Gather around the fire, children, and let me tell you about one of the trippiest wormholes I fell down this year. I don’t know if there is a moral to this story, yet it still feels like a fable… somewhere in these shadows lies a grim truth about psychedelic healing, which has always involved shit, bile, puke, violence, demons, ancient rituals, the occult. (Don’t let the glossy aesthetics of today’s VC-funded ketamine clinics or microdosing apps fool you—this has always been what it’s about.)
During this strange journey I kept thinking about a question that kept coming up in the autonomous zones last year: what is the price of this freedom that you find in the furthest fringes of the culture? Liminal spaces that promise sovereignty from the status quo always attract the most broken, messy, and darkest of souls, leaving us to tangle with the ethics of trying to save what society has spit out.

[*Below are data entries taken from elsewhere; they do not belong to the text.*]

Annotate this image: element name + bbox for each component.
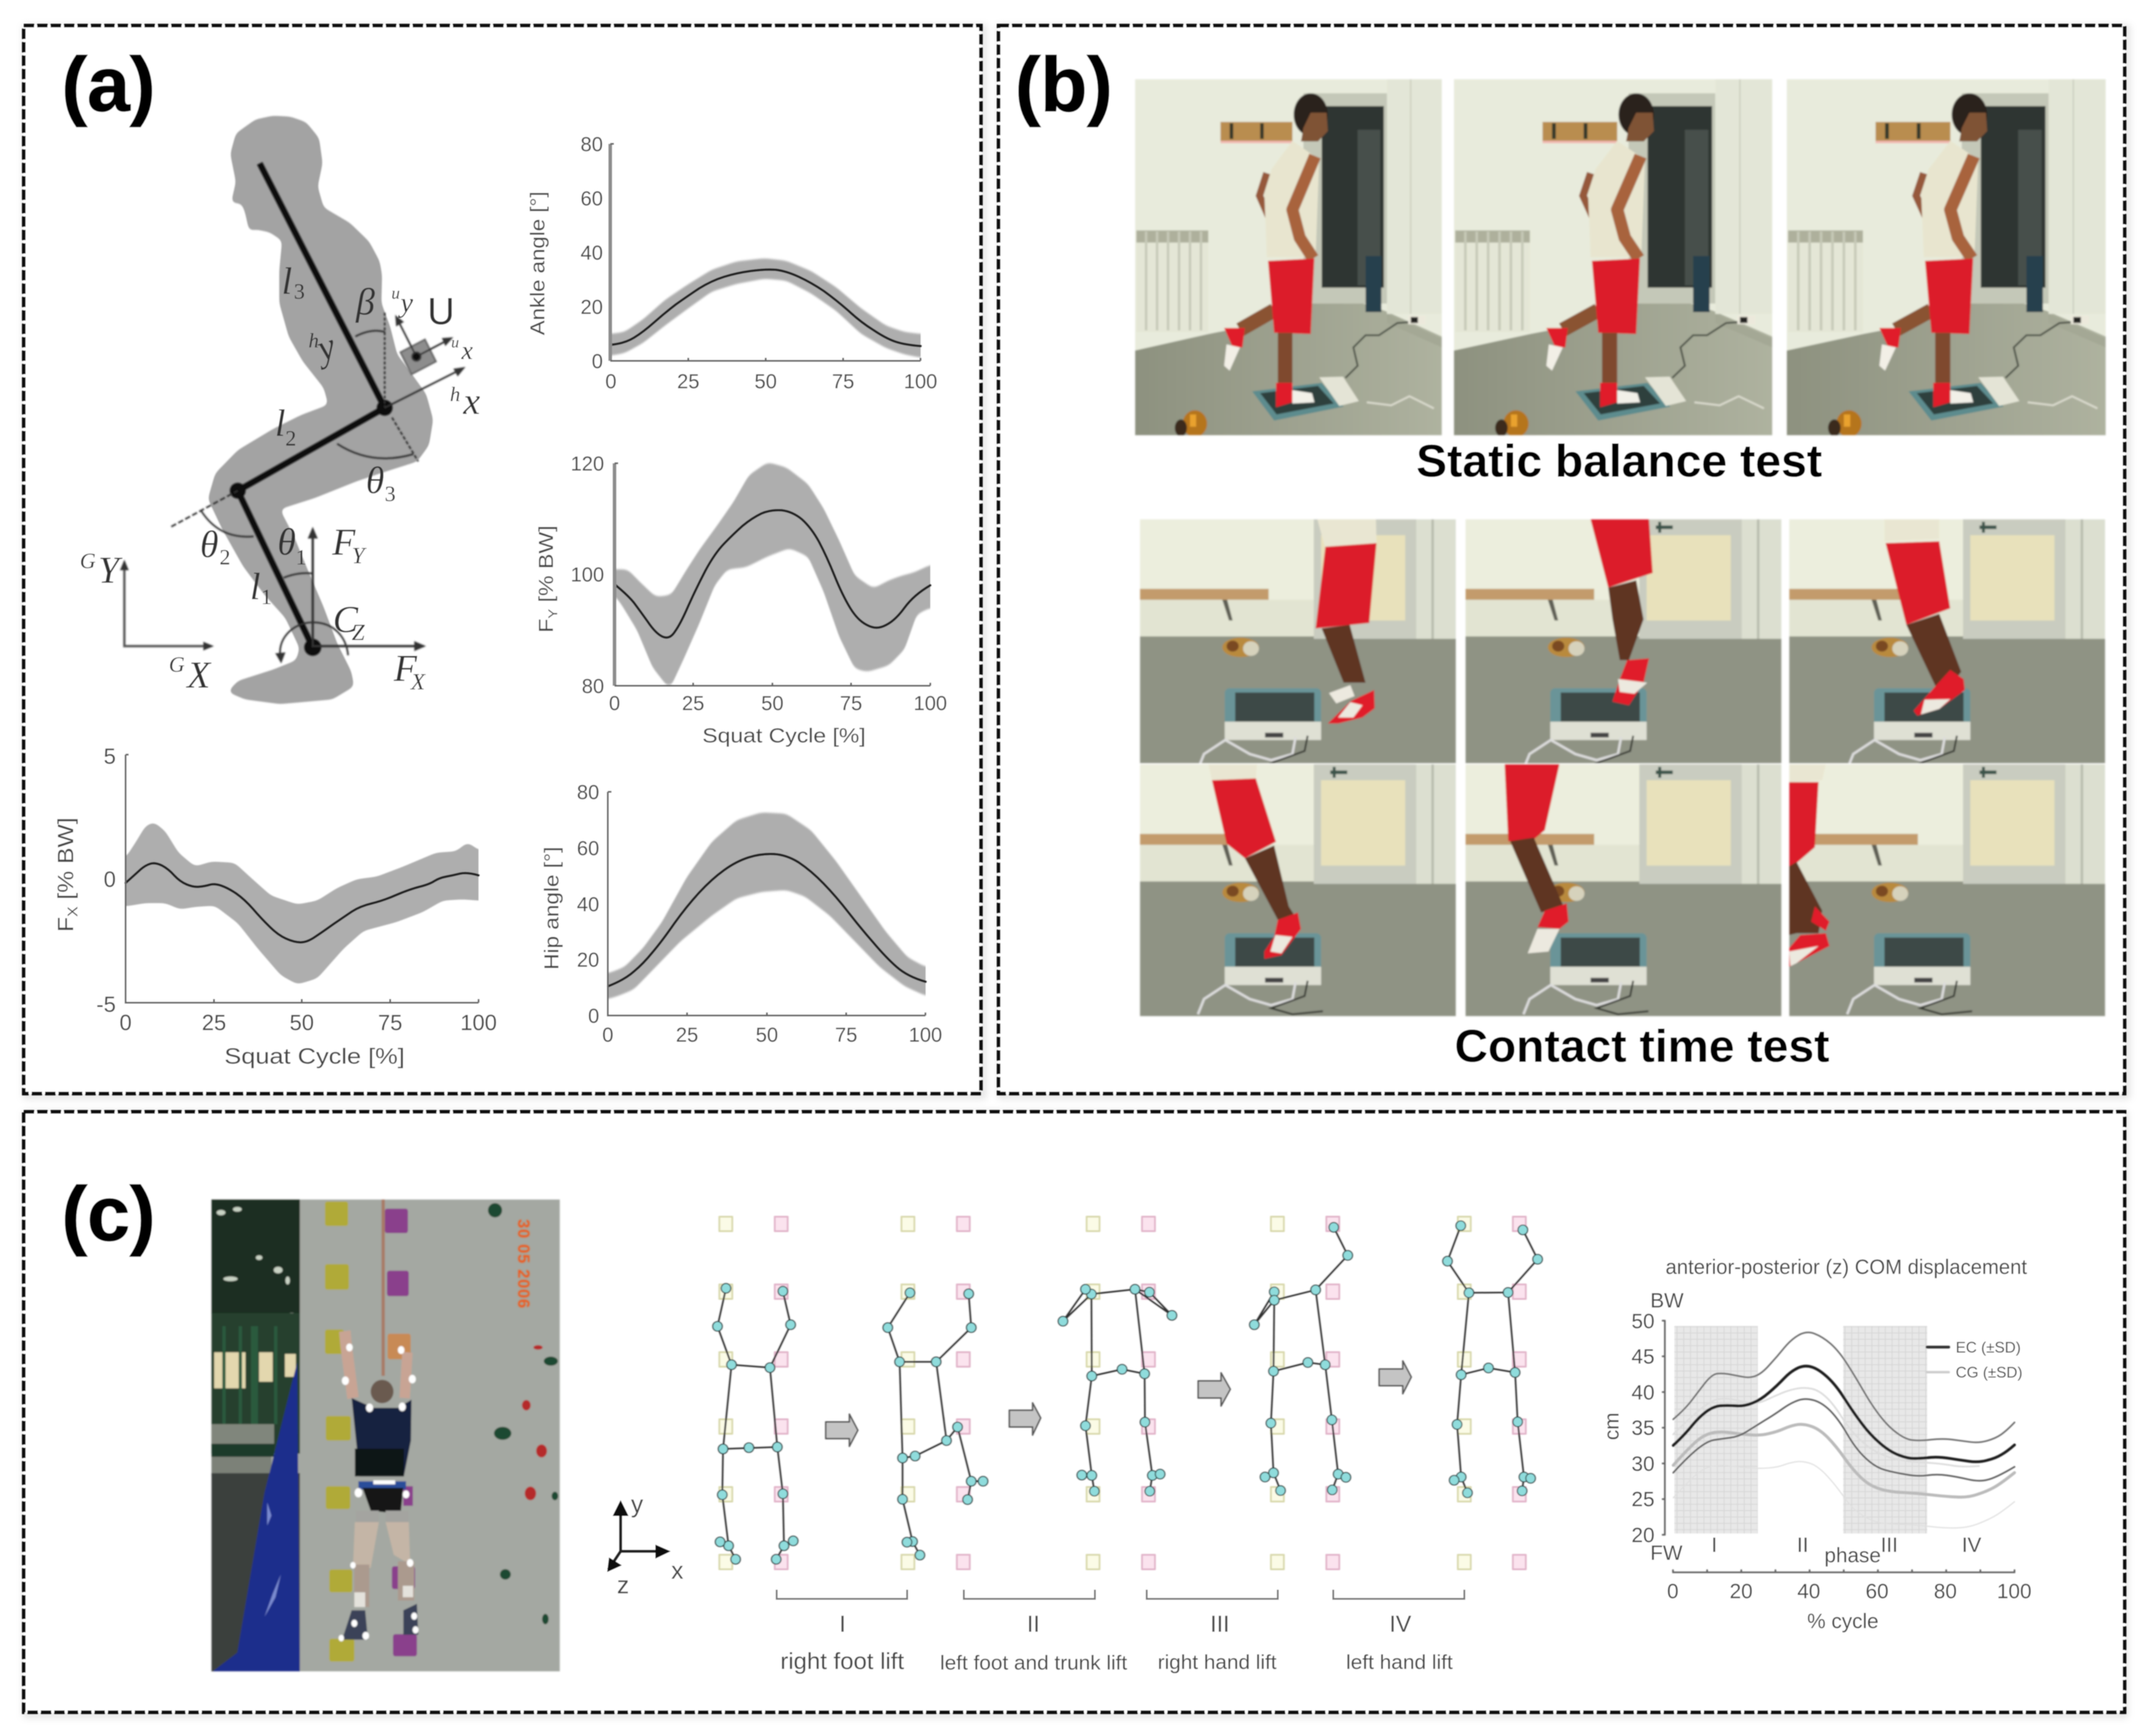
heading: (b): (b) xyxy=(1015,41,1113,127)
math labels: 1 xyxy=(296,545,307,569)
phase names: right hand lift xyxy=(1158,1651,1277,1673)
panel: b, photo sequences xyxy=(999,26,2127,1096)
COM y axis label: cm xyxy=(1600,1412,1623,1440)
COM legend: EC (±SD) xyxy=(1956,1339,2021,1356)
static balance photo strip xyxy=(1135,79,2106,437)
icon: xyz axes: z xyxy=(617,1572,629,1599)
math labels: u xyxy=(391,284,400,303)
ankle tick labels: 80 xyxy=(580,133,603,155)
math labels: G xyxy=(169,652,185,677)
COM x tick labels: 100 xyxy=(1997,1580,2031,1603)
photo date stamp: 30 05 2006 xyxy=(515,1219,533,1308)
math labels: F xyxy=(332,522,356,563)
chart: COM displacement xyxy=(1600,1256,2031,1633)
FX axes xyxy=(126,755,479,1003)
FY tick labels: 80 xyxy=(582,675,604,697)
math labels: l xyxy=(275,403,285,444)
math labels: l xyxy=(250,566,260,608)
math labels: 2 xyxy=(285,426,296,450)
math labels: Y xyxy=(98,550,123,591)
math labels: u xyxy=(451,333,459,351)
hip tick labels: 40 xyxy=(577,893,599,916)
COM direction labels: FW xyxy=(1650,1542,1683,1565)
math labels: F xyxy=(393,648,418,689)
FY axis titles: Y xyxy=(546,609,560,619)
COM y tick labels: 20 xyxy=(1631,1524,1655,1547)
math labels: y xyxy=(398,287,413,318)
COM x tick labels: 20 xyxy=(1730,1580,1753,1603)
COM legend xyxy=(1956,1339,2023,1381)
marker squares and figures 3-5 xyxy=(1058,1217,1542,1570)
chart: vertical force FY xyxy=(535,452,948,747)
heading: (a): (a) xyxy=(62,41,155,127)
chart: hip angle: 0 xyxy=(602,1023,613,1046)
FY axis titles: F xyxy=(535,621,557,633)
COM direction labels xyxy=(1650,1289,1684,1565)
chart: vertical force FY: 100 xyxy=(913,692,947,714)
math labels: h xyxy=(450,383,460,406)
math labels: y xyxy=(308,325,341,371)
chart: horizontal force FX: 50 xyxy=(290,1010,314,1035)
ankle tick labels: 60 xyxy=(580,187,603,210)
chart: hip angle: 75 xyxy=(835,1023,857,1046)
FY axes xyxy=(613,463,616,686)
FX axis titles: X xyxy=(65,906,80,917)
phase numerals xyxy=(839,1612,1412,1637)
math labels: θ xyxy=(277,522,296,563)
FX axis titles: [% BW] xyxy=(53,817,78,906)
caption: static balance test: Static balance test xyxy=(1416,435,1822,486)
math labels: β xyxy=(355,282,375,323)
COM phase labels: I xyxy=(1711,1534,1717,1557)
photo: contact frame 2 xyxy=(1466,519,1781,775)
FY tick labels: 100 xyxy=(571,563,604,586)
heading: (c): (c) xyxy=(62,1171,155,1257)
COM y tick labels xyxy=(1631,1310,1655,1547)
COM y tick labels: 25 xyxy=(1631,1488,1655,1511)
math labels: l xyxy=(282,261,292,302)
math labels: X xyxy=(185,655,212,696)
FX SD band and mean curve xyxy=(105,822,499,984)
COM direction labels: BW xyxy=(1650,1289,1684,1312)
math labels: C xyxy=(333,599,358,641)
chart: ankle angle xyxy=(526,133,939,393)
phase brackets xyxy=(777,1590,1464,1599)
COM x tick labels: 40 xyxy=(1797,1580,1820,1603)
panel: a, squat biomechanics xyxy=(24,26,983,1096)
chart: horizontal force FX: 25 xyxy=(202,1010,226,1035)
ankle tick labels: 20 xyxy=(580,296,603,318)
COM x tick labels: 60 xyxy=(1865,1580,1889,1603)
icon: xyz axes: y xyxy=(631,1491,643,1518)
math labels: 3 xyxy=(385,482,396,506)
hip axes xyxy=(608,792,925,1016)
chart: vertical force FY: Squat Cycle [%] xyxy=(702,724,866,747)
panel: c, climbing analysis xyxy=(24,1112,2125,1715)
COM y tick labels: 35 xyxy=(1631,1417,1655,1440)
math labels: h xyxy=(308,330,319,352)
photo: contact frame 5 xyxy=(1466,764,1781,1020)
ankle tick labels: 0 xyxy=(592,350,603,372)
math labels: x xyxy=(461,337,473,365)
COM y tick labels: 50 xyxy=(1631,1310,1655,1333)
COM chart title: anterior-posterior (z) COM displacement xyxy=(1666,1256,2028,1279)
math labels: X xyxy=(410,669,426,695)
FX tick labels xyxy=(96,744,116,1017)
FX tick labels: 5 xyxy=(104,744,116,769)
FX axis titles: F xyxy=(53,919,78,932)
chart: horizontal force FX: 0 xyxy=(119,1010,132,1035)
thick link segments and joints xyxy=(230,163,393,656)
photo: climber on wall xyxy=(212,1200,560,1671)
FY axis titles: [% BW] xyxy=(535,525,557,609)
chart: hip angle xyxy=(540,781,943,1046)
ankle y axis title: Ankle angle [°] xyxy=(526,191,549,335)
hip tick labels: 0 xyxy=(588,1005,599,1027)
hip SD band and mean curve xyxy=(590,813,943,999)
chart: ankle angle: 100 xyxy=(903,370,938,393)
math labels: 1 xyxy=(261,585,272,609)
chart: hip angle: 100 xyxy=(908,1023,942,1046)
phase numerals: III xyxy=(1210,1612,1230,1637)
phase numerals: IV xyxy=(1389,1612,1412,1637)
chart: ankle angle: 0 xyxy=(605,370,616,393)
FX tick labels: -5 xyxy=(96,992,116,1017)
hip y axis title: Hip angle [°] xyxy=(540,847,563,970)
ankle axes xyxy=(608,144,612,361)
math labels: θ xyxy=(366,460,384,502)
hip tick labels xyxy=(577,781,599,1027)
marker squares and figures 1-2 xyxy=(713,1217,1041,1570)
body silhouette with link model xyxy=(80,116,480,704)
phase names: right foot lift xyxy=(780,1649,904,1674)
chart: vertical force FY: 25 xyxy=(682,692,704,714)
phase names: left hand lift xyxy=(1346,1651,1453,1673)
hip tick labels: 20 xyxy=(577,948,599,971)
COM phase labels: IV xyxy=(1962,1534,1981,1557)
chart: ankle angle: 50 xyxy=(755,370,777,393)
chart: vertical force FY: 0 xyxy=(609,692,620,714)
chart: hip angle: 50 xyxy=(756,1023,778,1046)
COM y tick labels: 40 xyxy=(1631,1381,1655,1404)
math labels: Y xyxy=(352,543,367,569)
COM phase labels: II xyxy=(1797,1534,1808,1557)
COM x tick labels: 80 xyxy=(1934,1580,1957,1603)
photo: static frame 2 xyxy=(1453,78,1773,436)
COM curves and shading xyxy=(1662,1321,2014,1572)
ankle SD band and mean curve xyxy=(593,258,939,358)
ankle tick labels: 40 xyxy=(580,241,603,264)
math labels xyxy=(80,261,480,696)
FY tick labels xyxy=(571,452,604,697)
icon: xyz axes xyxy=(607,1491,683,1599)
math labels: θ xyxy=(200,524,218,566)
caption: contact time test: Contact time test xyxy=(1455,1020,1830,1072)
COM y tick labels: 30 xyxy=(1631,1453,1655,1476)
phase numerals: I xyxy=(839,1612,846,1637)
chart: horizontal force FX: 100 xyxy=(460,1010,497,1035)
photo: contact frame 3 xyxy=(1789,519,2105,775)
chart: vertical force FY: 50 xyxy=(761,692,783,714)
chart: ankle angle: 75 xyxy=(832,370,854,393)
photo: contact frame 6 xyxy=(1789,764,2105,1020)
COM phase labels: III xyxy=(1881,1534,1898,1557)
chart: hip angle: 25 xyxy=(676,1023,698,1046)
silhouette shape xyxy=(208,116,433,704)
math labels: 2 xyxy=(219,545,230,569)
photo: static frame 3 xyxy=(1786,78,2107,436)
stick figure sequence xyxy=(607,1217,1542,1674)
math labels: x xyxy=(463,381,480,422)
phase numerals: II xyxy=(1027,1612,1040,1637)
chart: vertical force FY: 75 xyxy=(840,692,862,714)
chart: horizontal force FX: Squat Cycle [%] xyxy=(224,1044,405,1069)
hip tick labels: 80 xyxy=(577,781,599,803)
chart: horizontal force FX: 75 xyxy=(378,1010,402,1035)
reference lines, arrows and angle arcs xyxy=(121,313,463,661)
FY SD band and mean curve xyxy=(616,462,932,685)
hip tick labels: 60 xyxy=(577,837,599,859)
contact time photo grid xyxy=(1140,519,2105,1020)
photo: contact frame 1 xyxy=(1140,519,1456,775)
COM phase labels: phase xyxy=(1825,1544,1881,1567)
photo: contact frame 4 xyxy=(1140,764,1456,1020)
chart: horizontal force FX xyxy=(53,744,499,1069)
COM phase labels xyxy=(1711,1534,1981,1567)
COM x axis label: % cycle xyxy=(1807,1610,1879,1633)
phase names: left foot and trunk lift xyxy=(940,1651,1127,1674)
math labels: U xyxy=(427,291,455,333)
math labels: Z xyxy=(352,620,365,646)
math labels: 3 xyxy=(294,279,305,304)
ankle tick labels xyxy=(580,133,603,372)
COM legend: CG (±SD) xyxy=(1956,1364,2023,1381)
FY tick labels: 120 xyxy=(571,452,604,475)
icon: xyz axes: x xyxy=(671,1557,683,1584)
FX tick labels: 0 xyxy=(104,867,116,892)
COM y tick labels: 45 xyxy=(1631,1345,1655,1368)
math labels: G xyxy=(80,549,96,573)
phase names xyxy=(780,1649,1453,1674)
COM x tick labels xyxy=(1667,1580,2031,1603)
COM x tick labels: 0 xyxy=(1667,1580,1678,1603)
photo: static frame 1 xyxy=(1134,78,1443,436)
chart: ankle angle: 25 xyxy=(677,370,699,393)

It is too easy to assume a morally righteous tone, to try to scold away the messy putrid muck. A reporter earlier today asked me why so many writers are hiding their best work in the underground, behind paywalls, and I said “because we’re afraid of being cancelled.” So since this tale is extremely strange and sort of controversial, let’s retreat behind the gates for now. Keep it close, keep it secret. I invite you to make the jump—annual subscriptions are still 40% off for the rest of 2021, and I’m donating some to my friend Aasir’s gender fund.
OK, here it goes…
On a cold winter night in Detroit, a 55-year-old reiki healer who fucks with this newsletter picks me up from my hotel. “I’m going to take you to this spot called the Psychedelic Healing Shack,” she says, lighting up a pink doobie in her car. Simply described as a vegetarian cafe on Google, the Shack is a polarizing place to the Detroit community; its Yelp has only five and one-star reviews, with one person praising it as a “raw, spiritual” utopia far from the New Age hipster scourge, while others decried it as “disturbing” with allegations of goldfish abuse and stinky goats. A DJ friend living in Detroit laughed nervously when I asked what he thought: “Uh, didn’t someone die there?”